The article first identifies the countries most likely to participate in an international supply-side coalition. It uses a k-means clustering approach based on a country’s fossil reserves per capita, fossil fuel rents, and existing supply-side policies. This method categorises all countries into four clusters: the ‘Frontrunners’, ‘Followers’, ‘Laggards’, and ‘Reluctants’ in an international coalition of supply-side policies.  

  

The Frontrunners include countries such as the USA, EU countries, South Africa, and "rest of the world", as they have relatively low per capita reserves of fossil fuels, existing policies and relatively low fossil fuel rents. Followers include countries like Argentina, South Korea, and Japan as they have small per capita reserves, no supply-side policies, and low fossil fuel rents. Laggards consist of Canada, Oceania (Australia and New Zealand), and the “Rest of Europe” (including Norway) because they have larger per capita reserves, have adopted supply-side policies, and relatively low fossil fuel rents. Finally, the Reluctants category comprises Russia, Saudi Arabia, and the “Rest of energy producers”. They are the least likely to join a supply-side coalition due to them having very large per capita reserves, have shown little willingness to restrict fossil fuel production, and fossil fuel rents make up a large part of their economy. 

 

Drawing on these clusters, the article uses an integrated assessment general equilibrium model, GEM-E3, to compare different scenarios of the evolution of international supply-side coalitions and compare these to a business-as-usual scenario. Comparing these different scenarios indicates that phasing out only oil or coal would have much less impact on emissions reduction than phasing out all fossil fuel production. However, the analysis shows that phasing out all fossil fuel production is still insufficient to reach a carbon budget consistent with well below 2°C, suggesting that net zero cannot be achieved using supply-side measures alone.
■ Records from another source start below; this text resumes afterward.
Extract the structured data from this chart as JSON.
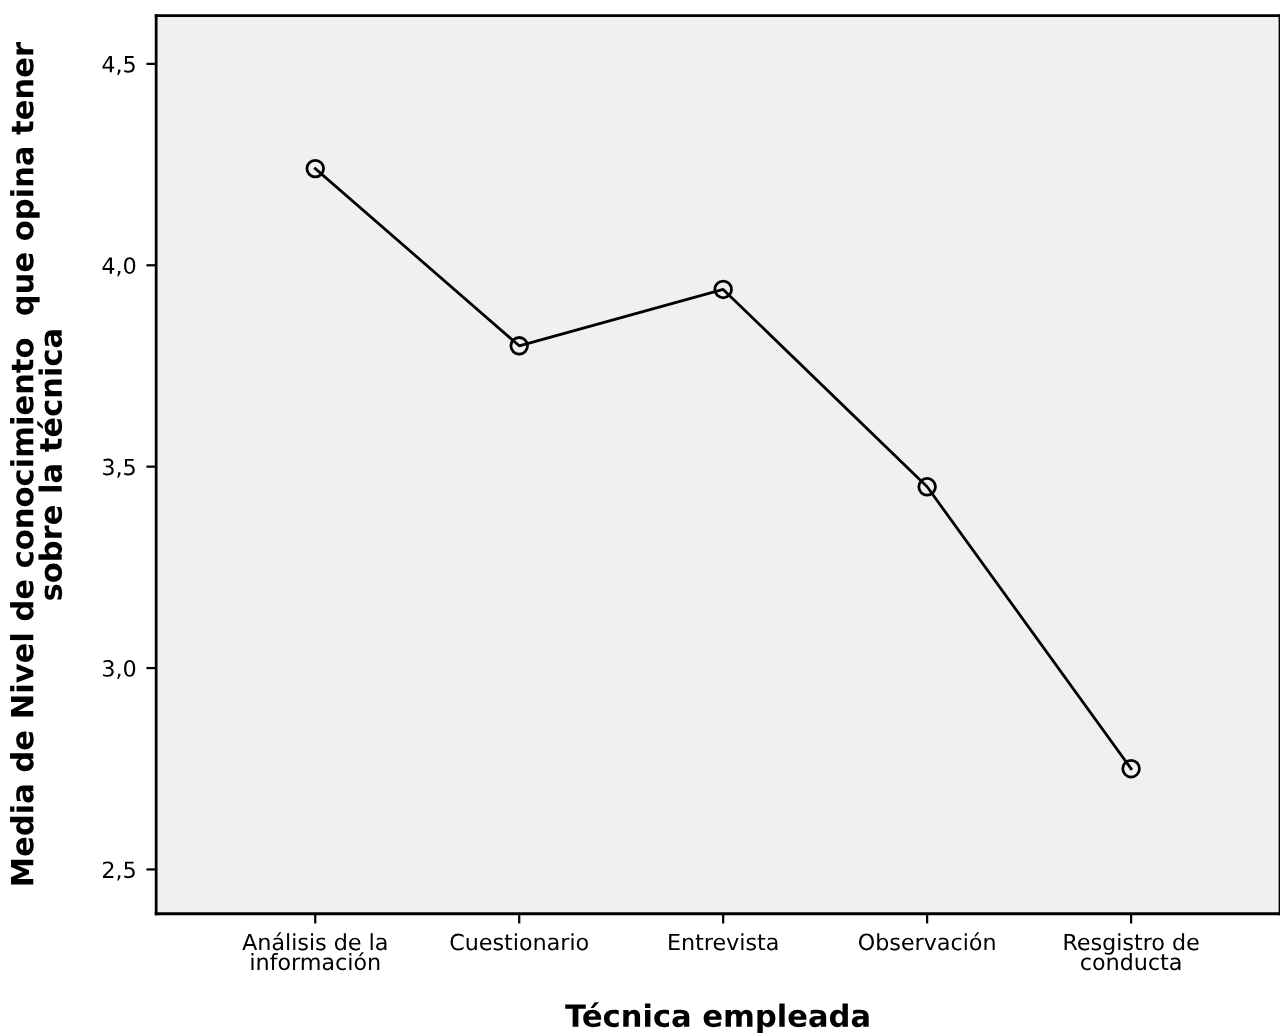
{
  "chart_data": {
    "type": "line",
    "xlabel": "Técnica empleada",
    "ylabel": "Media de Nivel de conocimiento  que opina tener\nsobre la técnica",
    "categories": [
      "Análisis de la\ninformación",
      "Cuestionario",
      "Entrevista",
      "Observación",
      "Resgistro de\nconducta"
    ],
    "series": [
      {
        "color": "#000000",
        "values": [
          4.24,
          3.8,
          3.94,
          3.45,
          2.75
        ]
      }
    ],
    "ylim": [
      2.39,
      4.62
    ],
    "yticks": [
      {
        "value": 2.5,
        "label": "2,5"
      },
      {
        "value": 3.0,
        "label": "3,0"
      },
      {
        "value": 3.5,
        "label": "3,5"
      },
      {
        "value": 4.0,
        "label": "4,0"
      },
      {
        "value": 4.5,
        "label": "4,5"
      }
    ],
    "marker": "circle",
    "line_style": "solid",
    "grid": false,
    "legend": false
  }
}
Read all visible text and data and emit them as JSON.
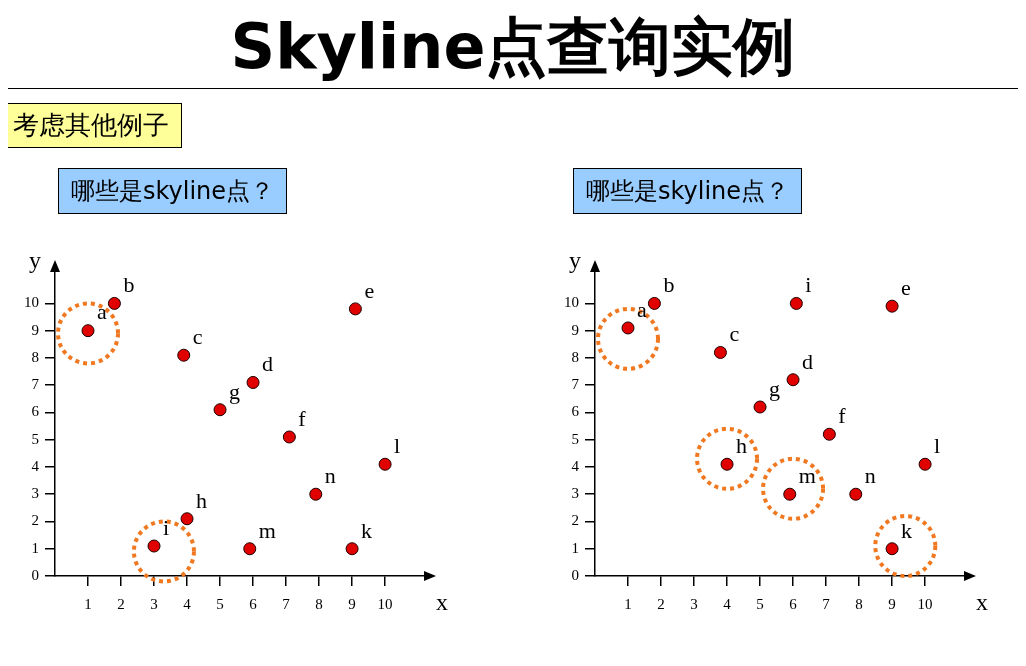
{
  "chart_data": [
    {
      "type": "other",
      "title": "Skyline点查询实例",
      "annotations": [
        "考虑其他例子"
      ]
    },
    {
      "type": "scatter",
      "title": "哪些是skyline点？",
      "xlabel": "x",
      "ylabel": "y",
      "xlim": [
        0,
        11.3
      ],
      "ylim": [
        0,
        11.3
      ],
      "xticks": [
        1,
        2,
        3,
        4,
        5,
        6,
        7,
        8,
        9,
        10
      ],
      "yticks": [
        0,
        1,
        2,
        3,
        4,
        5,
        6,
        7,
        8,
        9,
        10
      ],
      "grid": false,
      "legend": false,
      "marker": "circle",
      "series": [
        {
          "color": "#e00000",
          "x": [
            1,
            1.8,
            3.9,
            6,
            5,
            7.1,
            9.1,
            10,
            7.9,
            4,
            3,
            5.9,
            9
          ],
          "values": [
            9,
            10,
            8.1,
            7.1,
            6.1,
            5.1,
            9.8,
            4.1,
            3,
            2.1,
            1.1,
            1,
            1
          ]
        },
        {
          "color": "#f07820",
          "line_style": "dotted",
          "x": [
            1,
            3.3
          ],
          "values": [
            8.9,
            0.9
          ]
        }
      ],
      "annotations": [
        {
          "text": "a",
          "x": 1,
          "y": 9
        },
        {
          "text": "b",
          "x": 1.8,
          "y": 10
        },
        {
          "text": "c",
          "x": 3.9,
          "y": 8.1
        },
        {
          "text": "d",
          "x": 6,
          "y": 7.1
        },
        {
          "text": "e",
          "x": 9.1,
          "y": 9.8
        },
        {
          "text": "f",
          "x": 7.1,
          "y": 5.1
        },
        {
          "text": "g",
          "x": 5,
          "y": 6.1
        },
        {
          "text": "h",
          "x": 4,
          "y": 2.1
        },
        {
          "text": "i",
          "x": 3,
          "y": 1.1
        },
        {
          "text": "k",
          "x": 9,
          "y": 1
        },
        {
          "text": "l",
          "x": 10,
          "y": 4.1
        },
        {
          "text": "m",
          "x": 5.9,
          "y": 1
        },
        {
          "text": "n",
          "x": 7.9,
          "y": 3
        }
      ]
    },
    {
      "type": "scatter",
      "title": "哪些是skyline点？",
      "xlabel": "x",
      "ylabel": "y",
      "xlim": [
        0,
        11.3
      ],
      "ylim": [
        0,
        11.3
      ],
      "xticks": [
        1,
        2,
        3,
        4,
        5,
        6,
        7,
        8,
        9,
        10
      ],
      "yticks": [
        0,
        1,
        2,
        3,
        4,
        5,
        6,
        7,
        8,
        9,
        10
      ],
      "grid": false,
      "legend": false,
      "marker": "circle",
      "series": [
        {
          "color": "#e00000",
          "x": [
            1,
            1.8,
            3.8,
            6.1,
            9,
            6,
            5,
            7.1,
            4,
            10,
            5.9,
            7.9,
            9
          ],
          "values": [
            9.1,
            10,
            8.2,
            10,
            9.9,
            7.2,
            6.2,
            5.2,
            4.1,
            4.1,
            3,
            3,
            1
          ]
        },
        {
          "color": "#f07820",
          "line_style": "dotted",
          "x": [
            1,
            4,
            6,
            9.4
          ],
          "values": [
            8.7,
            4.3,
            3.2,
            1.1
          ]
        }
      ],
      "annotations": [
        {
          "text": "a",
          "x": 1,
          "y": 9.1
        },
        {
          "text": "b",
          "x": 1.8,
          "y": 10
        },
        {
          "text": "c",
          "x": 3.8,
          "y": 8.2
        },
        {
          "text": "i",
          "x": 6.1,
          "y": 10
        },
        {
          "text": "e",
          "x": 9,
          "y": 9.9
        },
        {
          "text": "d",
          "x": 6,
          "y": 7.2
        },
        {
          "text": "g",
          "x": 5,
          "y": 6.2
        },
        {
          "text": "f",
          "x": 7.1,
          "y": 5.2
        },
        {
          "text": "h",
          "x": 4,
          "y": 4.1
        },
        {
          "text": "l",
          "x": 10,
          "y": 4.1
        },
        {
          "text": "m",
          "x": 5.9,
          "y": 3
        },
        {
          "text": "n",
          "x": 7.9,
          "y": 3
        },
        {
          "text": "k",
          "x": 9,
          "y": 1
        }
      ]
    }
  ]
}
The result shows fossil fuel production phase-outs should be integrated with global carbon pricing measures to realise climate mitigation efforts.  

   

Regarding the international coalition’s macroeconomic effects, the model suggests that supply-side policies are less cost-effective than demand-side scenarios, and every supply-side scenario would result in reductions in the global GDP. However, implementing supply-side measures and carbon pricing could reduce fossil fuel demand and alleviate the pressure on supply constraints. Therefore, supply- and demand-side measures are complementary, and combining them would deliver the biggest emissions reduction while minimising mitigation costs. The analysis also shows that there is less need to rely on negative emission technologies (NETs) with increased levels of earlier mitigation. 

   

The finding also underscores the importance of the substantive coverage of an international supply-side coalition. A coalition solely focused on phasing out coal or oil would be limited in its effectiveness in reducing emissions. Additionally, the size of the coalition also matters. For oil production, the coalition can only have meaningful impacts on emission reduction if members of the Reluctants and Laggards groups, such as Saudi Arabia and Russia, join the coalition, too. While this may seem unrealistic, the model suggests that some major oil producers could stand to gain from restricting fossil fuel production as there are net income gains for these producers (with relatively higher prices despite a shrinking market). Finally, the finding indicates the need for a Just Transition, given that many developing countries that are fossil fuel dependent would stand to lose from restricting fossil fuel supply. Some potential measures to help these parts of the world include financial assistance or expanding the “Just Energy Transition Partnership”.   

   

This article presents a compelling case for international cooperation in supply-side climate policies. It challenges the prevailing notion that supply-side measures are ineffective or otherwise inappropriate, underscoring the importance of the findings in shaping future policy decisions.